Editorial: Resisting the Fuel Price Spiral

Editor’s note: Diesel rose 2.9¢ to $4.123 on March 12, its seventh straight gain and the ninth in 10 weeks. This Editorial appears in the March 12 print edition of Transport Topics. Click here to subscribe today.

Fuel prices are again big news, as the national average for a gallon of retail diesel climbed to almost $4.10, well above that strong $4-a-gallon psychological threshold.

Last week’s average price represents the highest level for diesel since May, and the 4.3-cent weekly jump was the sixth consecutive rise reported by the Department of Energy. 

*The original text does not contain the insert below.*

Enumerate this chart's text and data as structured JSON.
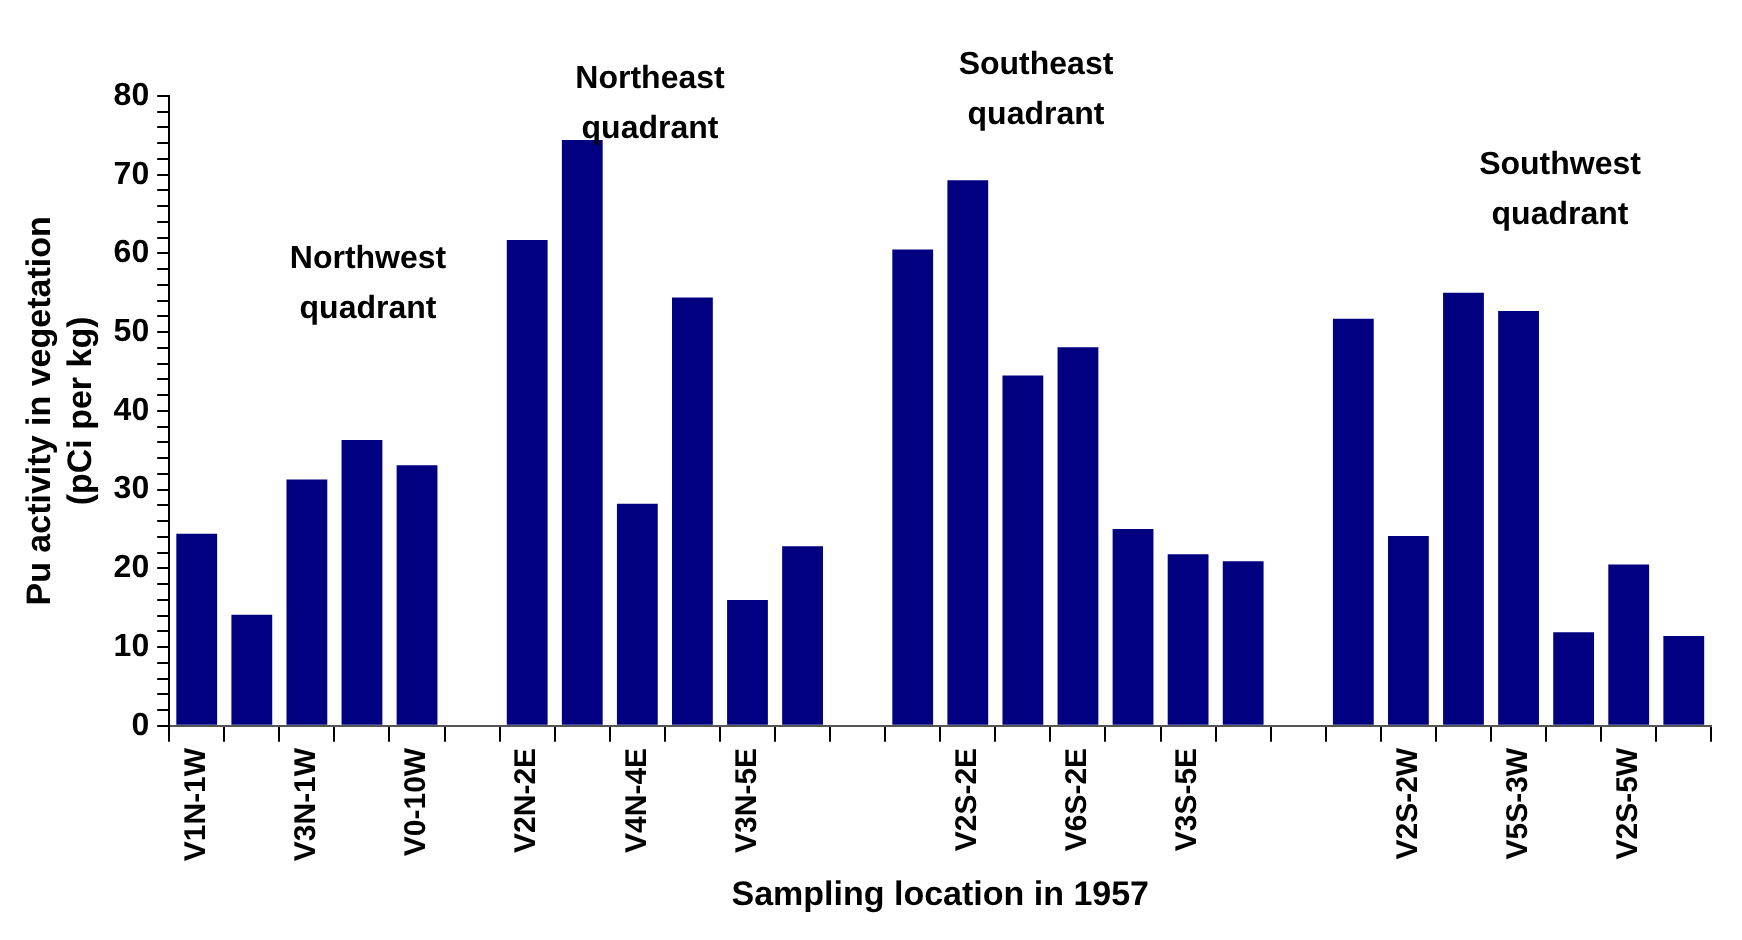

This latest run-up in fuel prices has been so quick and so steep that many fleets are surely suffering, thanks to the lag time between having to pay the higher prices and the time it takes to bill customers for surcharges.



But perhaps some good will come of all this.

There has been a marked increase in interest in alternative fuels to power commercial vehicles, with most of the attention going to natural gas, and mainly in its compressed form.

Last week, President Obama traveled to a Daimler Trucks North America Freightliner plant in North Carolina to draw attention to his new proposal to have the federal government provide a tax credit to lower the pain for fleets that are willing to switch to natural gas as their fuel of choice (see story, p. 1).

There’s no doubt that natural gas costs a lot less than diesel, but the $35,000 to $40,000 premium currently charged for natural gas-powered heavy-duty trucks has kept many fleets from even experimenting with the new vehicles.

The president’s offer to have the federal government cover 50% of the incremental costs through a tax credit for the next five years could be just the kind of spark necessary to get more of these trucks on the road.

The tax credit idea comes up just weeks after Navi-star Inc. and Clean Energy Fuels Corp. unveiled a plan to underwrite all of the acquisition cost difference for fleets that pledge to buy their natural gas from Clean Energy.

Up to now, all the natural gas engines for big trucks have come from Cummins and its partners, but Volvo AB and Navistar are currently at work on their own versions.

Also last week, Rep. Peter DeFazio (D-Ore.) asked the president to crack down on speculators who have been helping drive the price of oil through the roof.

DeFazio asked Obama to endorse his bill to place a small excise tax on speculative oil trading, promising that doing so would quickly push fuel prices down.

We heartily endorse both developments as helping to trim the cost of delivering the nation’s freight.